Tocagen said the late-stage Toca 5 trial evaluating Toca 511 & Toca FC in patients with recurrent high-grade glioma undergoing resection missed its overall survival endpoint compared to standard of care treatment.
Shares of San Diego-based Tocagen have plunged more than 82% in premarket trading after the company announced its Phase III brain cancer treatment failed to achieve its primary and secondary endpoints.
Tocagen said the late-stage Toca 5 trial evaluating Toca 511 & Toca FC in patients with recurrent high-grade glioma undergoing resection missed its overall survival endpoint compared to standard of care treatment. The company product provided a median of 11.1 months OS compared to 12.2 months for standard of care. Additionally, Tocagen said the Toca 511 & Toca FC treatment did not show a meaningful difference in secondary endpoints compared to standard-of-care.
Tocagen said it will conduct additional analysis of the trial data and present the results at an upcoming medical conference.
Marty Duvall, Tocagen’s chief executive officer, expressed his disappointment at the trial results. Duvall said recurrent brain cancer remains a high unmet medical need and patients with this diagnosis have few treatment options. Duvall said the company’s analysis of the trial data will include molecular analyses and pre-planned subgroups. He also noted that the company will be conducting an “operational review.” That phrase suggests the possibility that there could be some layoffs in the near future, or that some assets could be dumped to focus resources on other assets. Duvall went on to thank the support from patients, employees and others who have been “been committed to the rigorous study of Toca 511 & Toca FC in the Toca 5 trial.”

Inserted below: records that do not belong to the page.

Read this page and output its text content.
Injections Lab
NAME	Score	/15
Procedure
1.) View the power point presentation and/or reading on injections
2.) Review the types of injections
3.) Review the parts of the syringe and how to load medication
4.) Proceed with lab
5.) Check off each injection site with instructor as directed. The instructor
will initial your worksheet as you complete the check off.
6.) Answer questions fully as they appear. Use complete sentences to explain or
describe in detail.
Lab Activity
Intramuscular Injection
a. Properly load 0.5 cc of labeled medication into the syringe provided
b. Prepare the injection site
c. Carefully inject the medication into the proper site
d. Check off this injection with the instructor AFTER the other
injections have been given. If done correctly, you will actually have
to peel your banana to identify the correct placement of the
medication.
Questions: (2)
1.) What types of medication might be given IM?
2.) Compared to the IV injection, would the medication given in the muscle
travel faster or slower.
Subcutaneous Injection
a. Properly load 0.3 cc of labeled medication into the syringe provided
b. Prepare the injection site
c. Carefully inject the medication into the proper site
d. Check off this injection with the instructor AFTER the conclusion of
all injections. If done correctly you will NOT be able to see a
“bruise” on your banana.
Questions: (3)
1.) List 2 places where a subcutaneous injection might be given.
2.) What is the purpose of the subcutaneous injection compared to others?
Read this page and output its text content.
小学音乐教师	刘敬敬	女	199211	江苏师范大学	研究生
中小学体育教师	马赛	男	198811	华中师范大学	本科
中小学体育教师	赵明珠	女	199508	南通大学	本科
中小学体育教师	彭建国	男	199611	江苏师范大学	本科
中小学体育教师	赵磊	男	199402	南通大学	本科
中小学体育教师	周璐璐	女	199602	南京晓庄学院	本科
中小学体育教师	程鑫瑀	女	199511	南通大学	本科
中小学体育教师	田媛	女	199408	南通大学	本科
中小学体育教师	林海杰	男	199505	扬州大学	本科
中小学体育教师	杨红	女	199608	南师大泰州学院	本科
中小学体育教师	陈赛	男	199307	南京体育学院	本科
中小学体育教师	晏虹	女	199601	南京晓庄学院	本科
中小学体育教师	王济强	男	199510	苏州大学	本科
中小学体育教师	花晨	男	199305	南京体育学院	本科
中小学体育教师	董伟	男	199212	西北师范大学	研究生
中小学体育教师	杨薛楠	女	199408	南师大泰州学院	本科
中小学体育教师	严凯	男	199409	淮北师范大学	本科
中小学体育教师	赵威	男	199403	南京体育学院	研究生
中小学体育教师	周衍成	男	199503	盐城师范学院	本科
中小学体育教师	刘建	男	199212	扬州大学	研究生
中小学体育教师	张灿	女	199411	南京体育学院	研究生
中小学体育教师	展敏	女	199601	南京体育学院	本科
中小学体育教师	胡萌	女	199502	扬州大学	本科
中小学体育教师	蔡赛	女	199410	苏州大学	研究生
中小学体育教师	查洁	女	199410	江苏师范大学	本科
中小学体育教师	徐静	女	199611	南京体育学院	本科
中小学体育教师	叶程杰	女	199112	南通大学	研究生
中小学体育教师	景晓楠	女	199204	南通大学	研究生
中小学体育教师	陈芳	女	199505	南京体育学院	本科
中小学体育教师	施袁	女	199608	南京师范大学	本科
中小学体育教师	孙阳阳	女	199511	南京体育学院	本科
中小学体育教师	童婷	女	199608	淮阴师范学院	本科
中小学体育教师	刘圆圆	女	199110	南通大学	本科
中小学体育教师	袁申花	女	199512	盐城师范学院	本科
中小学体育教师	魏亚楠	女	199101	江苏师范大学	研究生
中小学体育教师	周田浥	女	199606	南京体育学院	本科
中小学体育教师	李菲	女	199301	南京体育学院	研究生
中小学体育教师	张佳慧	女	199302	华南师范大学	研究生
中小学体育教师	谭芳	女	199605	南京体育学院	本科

Tocagen’s lead product candidate is a two-part cancer-selective immunotherapy that includes an investigational biologic, which is Toca 511, and an investigational small molecule, Toca FC. According to company data, Toca 511 is a retroviral replicating vector that selectively infects cancer cells and delivers a gene for the enzyme, cytosine deaminase (CD). Through this targeted delivery, only infected cancer cells carry the CD gene and produce CD. Toca FC is an orally administered prodrug, 5-fluorocytosine (5-FC), which is converted into an anti-cancer drug, 5-fluorouracil (5-FU), when it encounters CD. 5-FU kills cancer cells and immune-suppressive myeloid cells resulting in anti-cancer immune activation and subsequent tumor killing, according to the company.
Last month, the company announced its intentions to submit a draft protocol to the U.S. Food and Drug Administration for a planned Phase II/III trial of Toca 511 & Toca FC in patients with newly diagnosed glioblastoma.
As of June 30, the company had $68.3 million in cash, cash equivalents and marketable securities, according to its most recent quarterly report. Share prices had fallen to 72 cents in premarket trading from Wednesday’s close of $4.18.